Эдуард Лимонов - Молодой негодяй
После первой комы, тупо пожирая плитку шоколада и запивая ее сладчайшим киселем, неудачливый беглец подумал, что фашисты врачи наверняка залечат его, если он в ближайшее же время не выйдет отсюда. Безумие комы, которое он видел на других и которое теперь применялось к его мозгу, не проходит даром для обезглюкоженных мозговых клеток. Он видел людей, прошедших несколько курсов лечения инсулином. Медлительные и вялые, заплывшие жиром, не выражая никаких эмоций, гомункулусы прогуливались парами по дорожкам парка. Очень спокойные.
В воскресенье он вышел к матери в зал свиданий, хотя до этого отказывался видеть мать, наказывая ее за предательство.
— Пойди к Толмачеву и попроси его, что пусть придет вместе с тобой в следующий раз.
— К этому бандиту, — сказала мать. — Нет!
— Ты пойдешь.

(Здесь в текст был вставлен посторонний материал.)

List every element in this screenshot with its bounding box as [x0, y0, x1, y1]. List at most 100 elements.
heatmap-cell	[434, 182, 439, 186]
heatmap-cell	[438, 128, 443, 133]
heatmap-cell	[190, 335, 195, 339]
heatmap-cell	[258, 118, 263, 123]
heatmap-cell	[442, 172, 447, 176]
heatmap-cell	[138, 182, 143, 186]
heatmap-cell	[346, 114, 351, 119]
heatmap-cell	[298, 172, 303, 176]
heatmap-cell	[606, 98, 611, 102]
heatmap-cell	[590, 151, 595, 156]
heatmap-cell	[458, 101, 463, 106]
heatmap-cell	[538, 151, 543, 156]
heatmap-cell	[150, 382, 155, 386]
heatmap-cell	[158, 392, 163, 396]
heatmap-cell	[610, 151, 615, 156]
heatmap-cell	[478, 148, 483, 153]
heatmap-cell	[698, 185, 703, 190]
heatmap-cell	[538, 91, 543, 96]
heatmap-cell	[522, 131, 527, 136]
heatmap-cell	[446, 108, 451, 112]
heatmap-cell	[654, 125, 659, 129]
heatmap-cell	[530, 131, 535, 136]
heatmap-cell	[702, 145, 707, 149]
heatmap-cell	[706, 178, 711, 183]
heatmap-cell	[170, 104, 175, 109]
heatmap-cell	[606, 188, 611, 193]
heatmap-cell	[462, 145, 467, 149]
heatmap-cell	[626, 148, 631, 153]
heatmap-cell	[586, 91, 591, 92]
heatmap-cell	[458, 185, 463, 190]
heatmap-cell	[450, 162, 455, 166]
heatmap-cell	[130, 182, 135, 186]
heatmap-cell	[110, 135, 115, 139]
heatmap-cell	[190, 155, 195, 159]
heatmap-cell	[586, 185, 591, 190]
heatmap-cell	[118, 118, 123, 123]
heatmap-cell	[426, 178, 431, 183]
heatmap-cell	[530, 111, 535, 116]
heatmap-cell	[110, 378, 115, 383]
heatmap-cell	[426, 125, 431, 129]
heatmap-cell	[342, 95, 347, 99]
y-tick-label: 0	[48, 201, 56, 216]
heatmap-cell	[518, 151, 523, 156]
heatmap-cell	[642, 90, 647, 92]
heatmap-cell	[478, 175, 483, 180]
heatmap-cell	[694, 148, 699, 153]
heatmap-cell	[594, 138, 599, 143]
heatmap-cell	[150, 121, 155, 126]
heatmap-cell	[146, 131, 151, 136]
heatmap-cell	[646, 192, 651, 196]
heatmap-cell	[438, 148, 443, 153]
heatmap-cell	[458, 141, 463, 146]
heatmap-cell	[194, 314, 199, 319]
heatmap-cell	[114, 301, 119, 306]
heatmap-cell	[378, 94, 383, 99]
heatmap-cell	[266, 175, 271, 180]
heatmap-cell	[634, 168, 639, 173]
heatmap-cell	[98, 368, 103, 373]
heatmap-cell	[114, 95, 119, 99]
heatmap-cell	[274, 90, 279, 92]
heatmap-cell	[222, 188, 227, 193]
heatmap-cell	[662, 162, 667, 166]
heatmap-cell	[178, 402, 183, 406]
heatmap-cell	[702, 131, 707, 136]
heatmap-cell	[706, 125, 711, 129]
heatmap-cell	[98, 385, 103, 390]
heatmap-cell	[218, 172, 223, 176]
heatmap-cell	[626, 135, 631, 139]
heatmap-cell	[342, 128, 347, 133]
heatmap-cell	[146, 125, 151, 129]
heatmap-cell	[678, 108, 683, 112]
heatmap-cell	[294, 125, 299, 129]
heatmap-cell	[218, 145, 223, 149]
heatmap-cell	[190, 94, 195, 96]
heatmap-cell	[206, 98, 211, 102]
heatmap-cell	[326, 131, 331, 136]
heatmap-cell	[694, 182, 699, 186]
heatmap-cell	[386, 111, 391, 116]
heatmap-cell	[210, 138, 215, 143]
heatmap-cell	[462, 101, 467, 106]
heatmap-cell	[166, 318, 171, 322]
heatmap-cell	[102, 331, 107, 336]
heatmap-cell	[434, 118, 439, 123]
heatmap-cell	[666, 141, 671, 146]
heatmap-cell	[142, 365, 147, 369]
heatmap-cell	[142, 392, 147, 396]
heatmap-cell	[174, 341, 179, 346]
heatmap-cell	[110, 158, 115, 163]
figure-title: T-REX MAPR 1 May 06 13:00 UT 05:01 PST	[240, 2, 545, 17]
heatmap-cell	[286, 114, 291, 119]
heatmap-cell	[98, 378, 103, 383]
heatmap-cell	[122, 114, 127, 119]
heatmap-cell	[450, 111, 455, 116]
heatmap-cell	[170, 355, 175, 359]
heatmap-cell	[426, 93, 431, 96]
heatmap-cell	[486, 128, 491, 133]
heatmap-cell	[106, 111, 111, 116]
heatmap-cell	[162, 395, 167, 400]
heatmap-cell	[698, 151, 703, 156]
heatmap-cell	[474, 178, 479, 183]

Ты мне должна. Ты меня бросила сюда.
— Я не знала, что они стануть колоть тебе инсулин…
— Пойди к Толмачеву и приведи его! — Сын встал и вышел из зала свиданий.
15
Толик в кепочке и плаще, белая рубашка и галстук в открытой груди плаща, выслушал его.
— Хуевые дела, — признал он. — Ты говоришь, они тебя каждую ночь проверяют?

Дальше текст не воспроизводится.